While the Bobcats are in last place in our rankings once again, the glass-half-full view is that they're not quite as far down as they were the last time we did this exercise. Trading Gerald Wallace and Nazr Mohammed managed to clear up a very messy cap situation and brought in some youth.
On the court, the Bobcats have a bit more hope, too. Youngsters D.J. Augustin, Tyrus Thomas and Gerald Henderson look like at least long-term rotation players now, making the league's emptiest cupboard look slightly less barren. Additionally, Charlotte should benefit from high draft picks, and the first-rounder the Cats owe Chicago has sufficient lottery protection that it may not head Chicago's way for a while.
Nonetheless, the questions massively outweigh the answers. Michael Jordan may be an improvement over Robert Johnson as an owner, but the same two guys (Jordan and GM Rod Higgins) are making personnel calls and their track record has been spotty at best. In particular, the decisions to offload Tyson Chandler and Raymond Felton this past offseason seem misguided in the wake of breakout seasons by each; amazingly, the Chandler trade didn't even save the team money.

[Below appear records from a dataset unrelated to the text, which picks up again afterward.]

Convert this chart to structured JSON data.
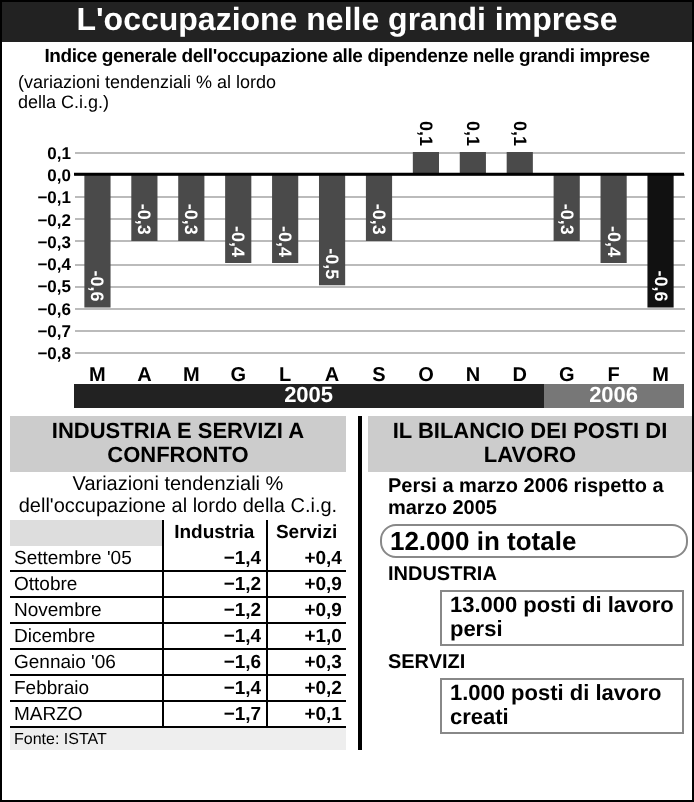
{
  "chart_data": [
    {
      "type": "bar",
      "title": "L'occupazione nelle grandi imprese",
      "subtitle": "Indice generale dell'occupazione alle dipendenze nelle grandi imprese",
      "ylabel": "(variazioni tendenziali % al lordo della C.i.g.)",
      "categories": [
        "M",
        "A",
        "M",
        "G",
        "L",
        "A",
        "S",
        "O",
        "N",
        "D",
        "G",
        "F",
        "M"
      ],
      "values": [
        -0.6,
        -0.3,
        -0.3,
        -0.4,
        -0.4,
        -0.5,
        -0.3,
        0.1,
        0.1,
        0.1,
        -0.3,
        -0.4,
        -0.6
      ],
      "colors": [
        "#4a4a4a",
        "#4a4a4a",
        "#4a4a4a",
        "#4a4a4a",
        "#4a4a4a",
        "#4a4a4a",
        "#4a4a4a",
        "#4a4a4a",
        "#4a4a4a",
        "#4a4a4a",
        "#4a4a4a",
        "#4a4a4a",
        "#111111"
      ],
      "data_labels": true,
      "value_labels": [
        "-0,6",
        "-0,3",
        "-0,3",
        "-0,4",
        "-0,4",
        "-0,5",
        "-0,3",
        "0,1",
        "0,1",
        "0,1",
        "-0,3",
        "-0,4",
        "-0,6"
      ],
      "ylim": [
        -0.8,
        0.1
      ],
      "yticks": [
        {
          "value": 0.1,
          "label": "0,1"
        },
        {
          "value": 0,
          "label": "0,0"
        },
        {
          "value": -0.1,
          "label": "−0,1"
        },
        {
          "value": -0.2,
          "label": "−0,2"
        },
        {
          "value": -0.3,
          "label": "−0,3"
        },
        {
          "value": -0.4,
          "label": "−0,4"
        },
        {
          "value": -0.5,
          "label": "−0,5"
        },
        {
          "value": -0.6,
          "label": "−0,6"
        },
        {
          "value": -0.7,
          "label": "−0,7"
        },
        {
          "value": -0.8,
          "label": "−0,8"
        }
      ],
      "grid": "y",
      "annotations": [
        "2005",
        "2006"
      ]
    },
    {
      "type": "other",
      "title": "INDUSTRIA E SERVIZI A CONFRONTO",
      "subtitle": "Variazioni tendenziali % dell'occupazione al lordo della C.i.g.",
      "categories": [
        "Settembre '05",
        "Ottobre",
        "Novembre",
        "Dicembre",
        "Gennaio '06",
        "Febbraio",
        "MARZO"
      ],
      "series": [
        {
          "name": "Industria",
          "color": "#ffffff",
          "values": [
            -1.4,
            -1.2,
            -1.2,
            -1.4,
            -1.6,
            -1.4,
            -1.7
          ],
          "value_labels": [
            "−1,4",
            "−1,2",
            "−1,2",
            "−1,4",
            "−1,6",
            "−1,4",
            "−1,7"
          ]
        },
        {
          "name": "Servizi",
          "color": "#ffffff",
          "values": [
            0.4,
            0.9,
            0.9,
            1.0,
            0.3,
            0.2,
            0.1
          ],
          "value_labels": [
            "+0,4",
            "+0,9",
            "+0,9",
            "+1,0",
            "+0,3",
            "+0,2",
            "+0,1"
          ]
        }
      ],
      "annotations": [
        "Fonte: ISTAT"
      ]
    },
    {
      "type": "other",
      "title": "IL BILANCIO DEI POSTI DI LAVORO",
      "annotations": [
        "Persi a marzo 2006 rispetto a marzo 2005",
        "12.000 in totale",
        "INDUSTRIA",
        "13.000 posti di lavoro persi",
        "SERVIZI",
        "1.000 posti di lavoro creati"
      ]
    }
  ]
}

Charlotte could have cap room in two years, but which players want to go to that franchise, and can Jordan afford them anyway? Charlotte has little to differentiate it as a city, and it sports a low-profile, fairly miserable team on the court and an owner whose pockets appear relatively shallow. Put it all together and the next three years are likely to be extremely challenging for Mike's Cats.
And please, no "Hollinger sucks!" responses. This is Hollinger plus Chad Ford - and it's not exactly rocket science. Plus, they have the Bobcats in better place than the last two times they've done this - and Gerald Wallace was traded exactly because of how bleak things looked.